O Governo Federal tenta através do Decreto 10.229/20 publicado na quinta-feira, 6, regulamentar o uso de normas internacionais mais modernas, quando as normas brasileiras estiverem desatualizadas, no entanto, ainda existem muitas discussões sobre o tema e até que esta solução possa ser utilizado em obras e projetos públicos o impasse permanece.

Somos todos cidadãos na essência da palavra e quando a enchente vem ela não quer saber se você é operário, vereador, prefeito, governador, presidente, médico, engenheiro, bandido, policial, homem, mulher, adulto ou criança, ela pode levar tudo e todos, portanto, precisamos fazer a nossa parte, porque no fim, todos somos culpados.

* Joel Rodrigues é Engenheiro Civil, 41 anos, casado, dois filhos, MBA em Gestão de Negócios, pós-graduando em Administração de Empresas pela Fundação Getúlio Vargas e Engenharia Ferroviária pelo Instituto de Pós-graduação de Goiânia.
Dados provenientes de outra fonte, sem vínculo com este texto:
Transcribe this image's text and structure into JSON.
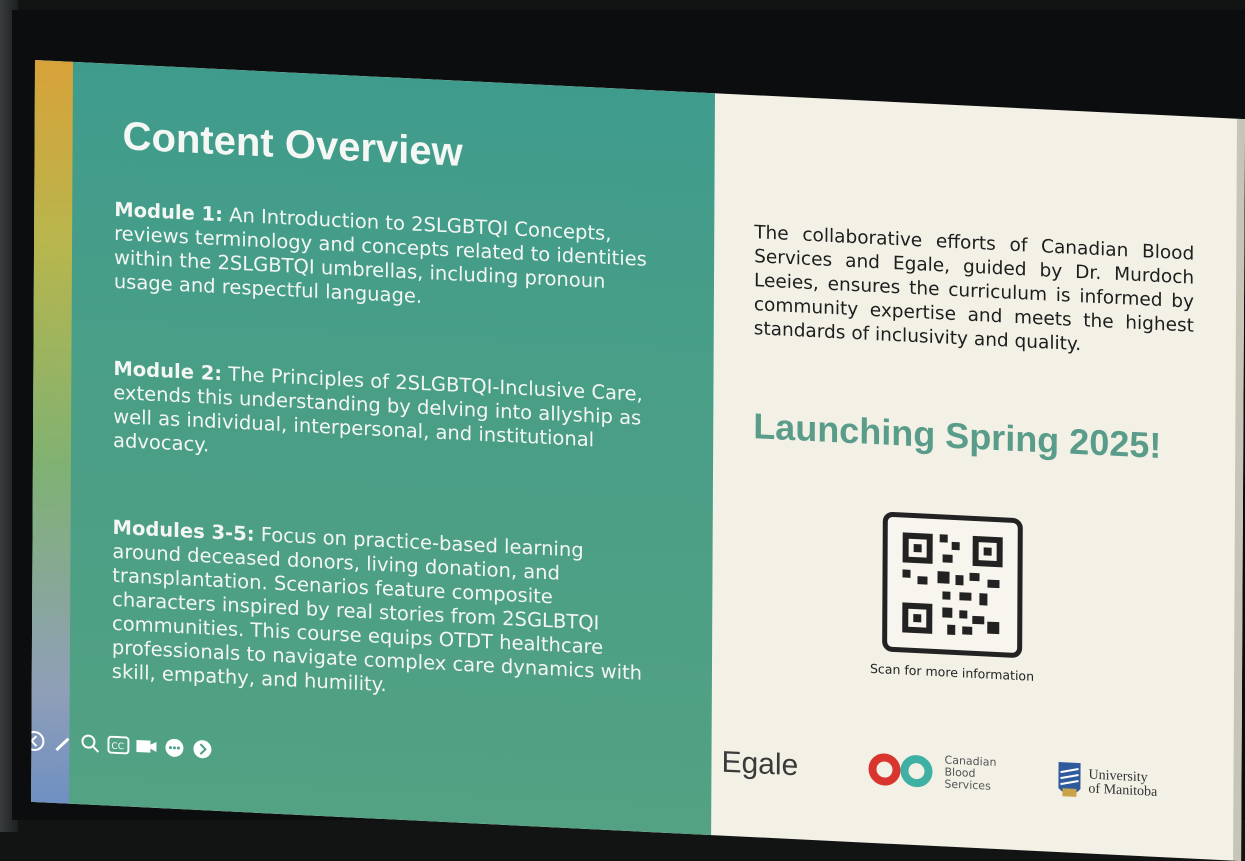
{
  "slide": {
    "title": "Content Overview",
    "modules": [
      {
        "label": "Module 1:",
        "text": " An Introduction to 2SLGBTQI Concepts, reviews terminology and concepts related to identities within the 2SLGBTQI umbrellas, including pronoun usage and respectful language."
      },
      {
        "label": "Module 2:",
        "text": " The Principles of 2SLGBTQI-Inclusive Care, extends this understanding by delving into allyship as well as individual, interpersonal, and institutional advocacy."
      },
      {
        "label": "Modules 3-5:",
        "text": " Focus on practice-based learning around deceased donors, living donation, and transplantation. Scenarios feature composite characters inspired by real stories from 2SGLBTQI communities. This course equips OTDT healthcare professionals to navigate complex care dynamics with skill, empathy, and humility."
      }
    ],
    "collab_text": "The collaborative efforts of Canadian Blood Services and Egale, guided by Dr. Murdoch Leeies, ensures the curriculum is informed by community expertise and meets the highest standards of inclusivity and quality.",
    "launch_text": "Launching Spring 2025!",
    "qr_caption": "Scan for more information",
    "logos": {
      "egale": "Egale",
      "cbs_line1": "Canadian",
      "cbs_line2": "Blood",
      "cbs_line3": "Services",
      "um_line1": "University",
      "um_line2": "of Manitoba"
    }
  },
  "toolbar": {
    "icons": [
      "back-arrow-icon",
      "pen-icon",
      "zoom-icon",
      "captions-icon",
      "camera-icon",
      "more-icon",
      "forward-arrow-icon"
    ]
  },
  "colors": {
    "teal_panel": "#4a9e86",
    "launch_green": "#5a9c8a",
    "cream": "#f3f0e6",
    "cbs_red": "#d9352f",
    "cbs_teal": "#3fb0a4"
  }
}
Possui experiência de mais de 20 anos em projetos, obras e serviços de engenharia em empresas de Construção, Montagem, Manutenção Civil e Industrial, com atuação nos segmentos Aeroportuário, Hospitalar, Portuário, Transporte de Valores, Segurança Patrimonial, Naval, Concessões, Óleo & Gás, Obras Públicas, Infraestrutura entre outras.